Die virtuelle oder imitativ bleibende Triebbefriedigung wird vom Regelsystem des Spiels geleitet. Innerhalb dieses Regelsystems ist es möglich, die Komplexitaet des Lebens heraufzubeschwören, waehrend die endlichen Lösungen, die eingegrenzten Alternatíven schon durchaus wesentlich, wenn nicht eben schmerzlich von der Vollstaendigkeit des Lebens unterscheiden.
Diese Limitation zeigt sich durchaus transparent, wenn wir die Probe machen, die ab ovo festgestellte Eingegrenztheit des Spiels in die Mitte von realen Lebenssituationen zu stellen. Nehmen wir an, dass eine Dienststelle, eine Produktionseinheit für sich ein endgültig gemeintes Regelsystem aufstellt. Man deklariert, dass es endgültig, nicht mehr modifizierbar und optimal sei. Alle bisherigen Erfahrungen zeigen, dass die Regel sich anfangs langsam, spaeter immer schneller vereinfachen, einige Regeln verschwinden, andere wechseln ihre Funktion, das Leben tritt letztlich immer erstaunlich schnell aus der „endgültigen” Herrschaft der ”optimalen” Regelung hinaus.
Für Broch ist es nicht weniger wichtig, dass die volle Persönlichkeit des Spielers selbst, aber auch die der anderen Spieler waehrend des Spieles auch reduziert wird. Dies ist der naechste umfassende Unterschied zwischen wirklicher und imitativer Triebbefriedigung. Es heisst selbstverstaendlich nicht, dass die Persönlichkeit des Spieles auch in dieser Reduzierung keine Rolle in einem differenzierteren Spiel spielen würde. Das Spiel mobilisiert die Persönlichkeitsenergien und Impulse, waehrend die Triebbefriedigung nur eingegrenzt bleibt.

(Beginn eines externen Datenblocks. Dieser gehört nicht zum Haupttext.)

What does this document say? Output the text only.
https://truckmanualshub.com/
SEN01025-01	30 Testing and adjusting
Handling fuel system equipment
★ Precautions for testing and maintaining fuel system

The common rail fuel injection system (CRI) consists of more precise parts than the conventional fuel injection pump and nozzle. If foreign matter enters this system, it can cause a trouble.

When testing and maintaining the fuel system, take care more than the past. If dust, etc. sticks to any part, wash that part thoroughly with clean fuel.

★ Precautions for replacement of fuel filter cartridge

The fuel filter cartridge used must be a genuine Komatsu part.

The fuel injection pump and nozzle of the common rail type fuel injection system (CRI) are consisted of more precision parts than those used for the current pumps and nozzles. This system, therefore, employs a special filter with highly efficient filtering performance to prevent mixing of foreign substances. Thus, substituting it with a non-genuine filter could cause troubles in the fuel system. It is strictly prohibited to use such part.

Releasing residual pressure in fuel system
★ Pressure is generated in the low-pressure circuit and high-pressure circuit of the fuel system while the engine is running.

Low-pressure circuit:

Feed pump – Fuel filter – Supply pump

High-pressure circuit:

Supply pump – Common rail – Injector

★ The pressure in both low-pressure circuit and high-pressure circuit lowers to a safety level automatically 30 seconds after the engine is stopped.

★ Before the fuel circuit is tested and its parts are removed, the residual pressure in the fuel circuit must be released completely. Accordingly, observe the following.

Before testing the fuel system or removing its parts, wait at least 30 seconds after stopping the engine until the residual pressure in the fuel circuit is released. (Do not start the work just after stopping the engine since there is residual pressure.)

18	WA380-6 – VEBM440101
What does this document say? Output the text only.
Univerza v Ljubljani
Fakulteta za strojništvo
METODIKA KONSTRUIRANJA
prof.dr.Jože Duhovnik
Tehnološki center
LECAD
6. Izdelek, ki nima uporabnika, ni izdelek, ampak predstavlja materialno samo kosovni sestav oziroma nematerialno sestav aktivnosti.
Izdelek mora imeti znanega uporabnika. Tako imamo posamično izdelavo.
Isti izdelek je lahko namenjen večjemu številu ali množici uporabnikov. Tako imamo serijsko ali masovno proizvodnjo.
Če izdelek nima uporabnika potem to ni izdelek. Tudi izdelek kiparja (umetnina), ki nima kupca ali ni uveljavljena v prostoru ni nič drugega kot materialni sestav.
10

Broch deutet bereits auch an, dass waehrend die konstruktive Positivitaet der Triebbefriedigung im Spiel nicht realisiert wird, wird es aber – in der Wirklichkeit! – schon möglich, dass es in der negativer Richtung schon anders ausschaut. Die Relation zwischen Siegern und Verlierern, die symbolische Vernichtung des Gegners (und die wirkliche auf der Strasse durch fan armies) bleibt einerseits zwar auch virtuell und imitatív, deren Agressivitaet ist aber von Anfang an an der Schwelle, sich auch als Imitation in die Positivitaet umzuschlagen.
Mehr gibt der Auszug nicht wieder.